Mais uma vez a dor rompeu a fina camada que separava a alma partida do
mundo exterior. A sua respiração tornou-se acelerada e confusa, o medo ameaçava
atacar e leva-la para um patamar mais fundo daquele buraco infinito. Ela tentou
esticar-se, tentou tocar na luz. Ela queria sair daquele lugar escuro e
assustador, virar as costas e nunca mais lá voltar. Infelizmente não conseguiu,
a luz estava demasiado longe. “Dança. Deixa a dor sair e conseguirás voltar à
realidade. Dança e conseguirás viver.”
Dançando apaixonadamente ela conseguiu secar as lágrimas e sarar o
coração. Os anjos continuavam a cantar e a luz era cada vez maior. Era ela que
ia em direção da doce jovem e não o contrário. Juntamente com a música e a luz
vinha a esperança. Quando a rapariga chegou ao seu verdadeiro quarto tudo
estava como antes exceto o velho espelho que começava agora a transformar-se em
pó dourado. E à medida que os anjos terminavam de cantar o pó mágico voava em direção
ao cabelo da bailarina.
Quando as vozes desapareceram a luz desapareceu também mas desta vez a
frágil bailarina já não era a mesma. Agora ela sabia qual o seu verdadeiro
poder e sabia que no futuro muitas dificuldades iriam aparecer camufladas nas
asas dos corvos. Nessa altura ela apenas tinha de se lembrar das palavras da
menina vestida com as últimas chamas do sol, que agora se ponha no horizonte, e
da magia que o velho espelho lhe tinha dado.

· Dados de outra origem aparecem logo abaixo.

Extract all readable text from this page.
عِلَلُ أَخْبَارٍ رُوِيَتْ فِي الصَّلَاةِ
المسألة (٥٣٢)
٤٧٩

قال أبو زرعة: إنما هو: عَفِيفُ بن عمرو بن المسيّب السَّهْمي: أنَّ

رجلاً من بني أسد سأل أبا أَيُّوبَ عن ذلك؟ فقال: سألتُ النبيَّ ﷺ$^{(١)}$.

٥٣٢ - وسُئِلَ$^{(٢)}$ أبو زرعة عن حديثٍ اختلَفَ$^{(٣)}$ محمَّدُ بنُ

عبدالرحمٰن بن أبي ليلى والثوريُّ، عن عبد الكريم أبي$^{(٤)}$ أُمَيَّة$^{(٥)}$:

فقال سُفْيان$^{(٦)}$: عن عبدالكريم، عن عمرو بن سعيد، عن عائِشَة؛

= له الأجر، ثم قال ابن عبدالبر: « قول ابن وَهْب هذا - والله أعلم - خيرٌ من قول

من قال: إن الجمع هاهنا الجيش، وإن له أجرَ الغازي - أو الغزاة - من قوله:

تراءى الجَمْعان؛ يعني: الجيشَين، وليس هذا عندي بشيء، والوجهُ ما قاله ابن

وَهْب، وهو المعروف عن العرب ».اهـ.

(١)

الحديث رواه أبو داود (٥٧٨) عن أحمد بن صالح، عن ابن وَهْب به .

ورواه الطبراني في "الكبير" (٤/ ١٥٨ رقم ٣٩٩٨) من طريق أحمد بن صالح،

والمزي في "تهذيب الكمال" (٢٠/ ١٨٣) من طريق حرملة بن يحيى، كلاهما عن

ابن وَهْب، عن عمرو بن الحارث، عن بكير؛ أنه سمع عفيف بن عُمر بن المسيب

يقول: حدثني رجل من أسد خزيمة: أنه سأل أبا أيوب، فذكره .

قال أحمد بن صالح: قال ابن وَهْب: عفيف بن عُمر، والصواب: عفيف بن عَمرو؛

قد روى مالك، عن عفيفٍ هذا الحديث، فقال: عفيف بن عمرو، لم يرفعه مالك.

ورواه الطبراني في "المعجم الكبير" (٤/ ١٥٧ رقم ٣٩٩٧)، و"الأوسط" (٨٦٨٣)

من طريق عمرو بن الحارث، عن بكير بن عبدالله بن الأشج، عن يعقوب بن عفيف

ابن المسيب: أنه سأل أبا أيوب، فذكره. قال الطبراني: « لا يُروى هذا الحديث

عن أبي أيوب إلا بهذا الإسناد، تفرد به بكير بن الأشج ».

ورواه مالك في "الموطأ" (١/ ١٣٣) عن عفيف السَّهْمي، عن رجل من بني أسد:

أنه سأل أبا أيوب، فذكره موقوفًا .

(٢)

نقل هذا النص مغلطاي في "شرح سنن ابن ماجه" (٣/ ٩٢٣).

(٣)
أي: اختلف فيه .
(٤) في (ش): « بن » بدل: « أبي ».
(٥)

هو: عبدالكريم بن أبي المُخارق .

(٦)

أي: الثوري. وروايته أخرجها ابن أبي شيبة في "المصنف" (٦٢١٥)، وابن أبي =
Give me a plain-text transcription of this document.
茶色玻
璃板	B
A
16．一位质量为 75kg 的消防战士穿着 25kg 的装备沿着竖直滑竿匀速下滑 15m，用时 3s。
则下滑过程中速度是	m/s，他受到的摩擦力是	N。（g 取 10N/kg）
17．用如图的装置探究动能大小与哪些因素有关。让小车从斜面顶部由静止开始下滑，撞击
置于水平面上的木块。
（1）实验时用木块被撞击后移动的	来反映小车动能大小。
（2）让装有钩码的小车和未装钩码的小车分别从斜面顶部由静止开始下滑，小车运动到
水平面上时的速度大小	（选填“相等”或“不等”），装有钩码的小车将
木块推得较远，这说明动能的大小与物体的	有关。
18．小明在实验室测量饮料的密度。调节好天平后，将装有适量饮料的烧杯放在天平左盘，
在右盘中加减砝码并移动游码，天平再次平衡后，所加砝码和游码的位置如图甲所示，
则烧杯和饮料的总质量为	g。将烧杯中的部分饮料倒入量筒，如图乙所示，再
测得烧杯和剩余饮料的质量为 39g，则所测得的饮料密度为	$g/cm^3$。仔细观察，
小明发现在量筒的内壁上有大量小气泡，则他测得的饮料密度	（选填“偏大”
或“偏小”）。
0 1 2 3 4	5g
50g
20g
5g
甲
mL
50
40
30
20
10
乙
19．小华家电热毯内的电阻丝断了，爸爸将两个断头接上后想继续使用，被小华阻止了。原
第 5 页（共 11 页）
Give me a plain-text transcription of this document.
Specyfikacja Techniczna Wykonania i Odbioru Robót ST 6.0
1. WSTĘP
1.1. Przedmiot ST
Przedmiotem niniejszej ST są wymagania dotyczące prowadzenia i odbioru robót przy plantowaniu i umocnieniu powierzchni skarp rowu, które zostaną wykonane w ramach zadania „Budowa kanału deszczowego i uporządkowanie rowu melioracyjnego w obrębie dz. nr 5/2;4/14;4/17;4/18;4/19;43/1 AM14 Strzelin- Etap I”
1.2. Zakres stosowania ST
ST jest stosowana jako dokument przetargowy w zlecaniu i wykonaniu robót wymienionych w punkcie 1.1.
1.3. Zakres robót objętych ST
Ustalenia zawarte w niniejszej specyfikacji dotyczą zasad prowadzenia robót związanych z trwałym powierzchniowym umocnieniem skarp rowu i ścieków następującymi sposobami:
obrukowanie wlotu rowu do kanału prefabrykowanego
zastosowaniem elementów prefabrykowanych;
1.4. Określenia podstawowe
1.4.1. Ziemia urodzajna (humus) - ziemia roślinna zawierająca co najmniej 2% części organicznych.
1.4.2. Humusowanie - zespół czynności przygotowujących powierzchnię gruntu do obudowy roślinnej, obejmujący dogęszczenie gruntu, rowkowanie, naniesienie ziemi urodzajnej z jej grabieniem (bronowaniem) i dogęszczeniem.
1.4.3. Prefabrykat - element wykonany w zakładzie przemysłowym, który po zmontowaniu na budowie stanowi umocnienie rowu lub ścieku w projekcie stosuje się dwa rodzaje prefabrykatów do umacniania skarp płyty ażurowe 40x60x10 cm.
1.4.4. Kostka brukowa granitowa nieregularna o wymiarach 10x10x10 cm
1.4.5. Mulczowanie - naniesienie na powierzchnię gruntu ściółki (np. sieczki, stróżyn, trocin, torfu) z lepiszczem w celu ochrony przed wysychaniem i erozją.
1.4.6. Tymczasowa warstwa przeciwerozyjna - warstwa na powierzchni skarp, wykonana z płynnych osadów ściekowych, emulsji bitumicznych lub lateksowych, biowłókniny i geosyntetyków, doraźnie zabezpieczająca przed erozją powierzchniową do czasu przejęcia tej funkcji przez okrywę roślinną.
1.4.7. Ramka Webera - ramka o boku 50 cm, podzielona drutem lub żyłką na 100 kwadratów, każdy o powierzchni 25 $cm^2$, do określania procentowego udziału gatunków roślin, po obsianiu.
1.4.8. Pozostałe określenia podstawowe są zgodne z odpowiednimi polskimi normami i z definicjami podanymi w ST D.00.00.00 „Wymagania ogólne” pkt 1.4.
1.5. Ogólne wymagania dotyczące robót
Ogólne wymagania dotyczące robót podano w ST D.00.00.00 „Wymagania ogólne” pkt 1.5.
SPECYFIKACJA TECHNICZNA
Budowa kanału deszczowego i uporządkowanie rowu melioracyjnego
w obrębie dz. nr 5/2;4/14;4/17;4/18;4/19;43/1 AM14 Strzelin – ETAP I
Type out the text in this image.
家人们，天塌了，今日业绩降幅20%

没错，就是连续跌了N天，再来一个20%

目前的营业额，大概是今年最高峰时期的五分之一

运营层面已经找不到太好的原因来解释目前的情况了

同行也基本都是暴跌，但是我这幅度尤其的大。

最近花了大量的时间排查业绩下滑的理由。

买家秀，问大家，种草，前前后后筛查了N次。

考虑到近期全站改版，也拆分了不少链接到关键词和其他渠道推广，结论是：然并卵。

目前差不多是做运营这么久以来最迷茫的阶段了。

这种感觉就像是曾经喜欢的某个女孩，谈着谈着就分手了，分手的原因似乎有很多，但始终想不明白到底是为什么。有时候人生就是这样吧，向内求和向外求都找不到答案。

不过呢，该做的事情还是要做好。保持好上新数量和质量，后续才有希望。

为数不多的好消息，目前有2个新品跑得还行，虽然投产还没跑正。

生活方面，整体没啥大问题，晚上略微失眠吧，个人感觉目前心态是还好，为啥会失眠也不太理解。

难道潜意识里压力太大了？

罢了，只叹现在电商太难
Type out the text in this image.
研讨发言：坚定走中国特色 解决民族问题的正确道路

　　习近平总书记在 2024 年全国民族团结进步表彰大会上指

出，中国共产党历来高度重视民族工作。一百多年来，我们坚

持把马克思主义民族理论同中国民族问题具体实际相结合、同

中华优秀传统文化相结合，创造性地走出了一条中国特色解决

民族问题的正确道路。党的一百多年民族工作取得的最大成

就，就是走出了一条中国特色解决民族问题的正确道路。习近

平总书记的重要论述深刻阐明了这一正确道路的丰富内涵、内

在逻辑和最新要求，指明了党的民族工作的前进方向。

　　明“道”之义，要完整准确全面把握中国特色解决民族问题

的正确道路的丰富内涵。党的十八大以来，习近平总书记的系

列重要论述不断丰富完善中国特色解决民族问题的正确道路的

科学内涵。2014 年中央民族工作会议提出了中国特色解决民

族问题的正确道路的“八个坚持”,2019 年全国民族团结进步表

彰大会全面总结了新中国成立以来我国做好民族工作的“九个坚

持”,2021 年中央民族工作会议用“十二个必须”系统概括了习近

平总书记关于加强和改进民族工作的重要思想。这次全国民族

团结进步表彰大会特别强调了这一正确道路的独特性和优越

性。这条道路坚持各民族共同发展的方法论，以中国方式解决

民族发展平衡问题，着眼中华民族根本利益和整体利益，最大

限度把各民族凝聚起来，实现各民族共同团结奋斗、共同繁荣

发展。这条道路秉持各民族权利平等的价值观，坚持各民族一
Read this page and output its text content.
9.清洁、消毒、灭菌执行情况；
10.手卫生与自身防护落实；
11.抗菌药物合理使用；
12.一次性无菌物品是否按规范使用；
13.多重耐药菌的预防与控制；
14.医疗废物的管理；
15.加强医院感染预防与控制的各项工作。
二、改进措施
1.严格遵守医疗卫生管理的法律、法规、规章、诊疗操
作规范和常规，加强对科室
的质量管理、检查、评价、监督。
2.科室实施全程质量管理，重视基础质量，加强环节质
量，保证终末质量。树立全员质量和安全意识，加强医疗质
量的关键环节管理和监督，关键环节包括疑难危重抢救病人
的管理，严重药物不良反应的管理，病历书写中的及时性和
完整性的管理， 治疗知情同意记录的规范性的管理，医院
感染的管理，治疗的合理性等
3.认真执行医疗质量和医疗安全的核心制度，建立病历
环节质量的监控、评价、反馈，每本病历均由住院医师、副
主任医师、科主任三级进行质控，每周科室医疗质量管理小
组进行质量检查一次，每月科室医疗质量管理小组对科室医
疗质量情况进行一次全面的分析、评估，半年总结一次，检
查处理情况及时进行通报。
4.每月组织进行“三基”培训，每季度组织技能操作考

A partir de agora ela teria de lutar porque a vida não é um conto de
fadas e ela não vive no país das maravilhas nem tem fadas madrinhas. Apesar
disso, ela tem a Força de mil guerreiros e a Graciosidade de mil bailarinas, apenas
teria de se lembrar que as feridas continuam a estar lá, transformadas em
cicatrizes que não doem. E se ela não se esquecer das doces palavras de
encorajamento tudo acabará por se resolver; independentemente do resultado, ela
tem apenas de acreditar e lutar.
Este texto foi escrito especialmente para uma rapariga que me inspirou, Vanessa Brites. Sê forte querida. Luta pelo que queres e nunca deixes que os outros te empurrem para o buraco. Lembra-te eles não são melhores do que tu e tu tens direito de seres como és. Mas acima de tudo: Sê FELIZ! (Tu mereces.)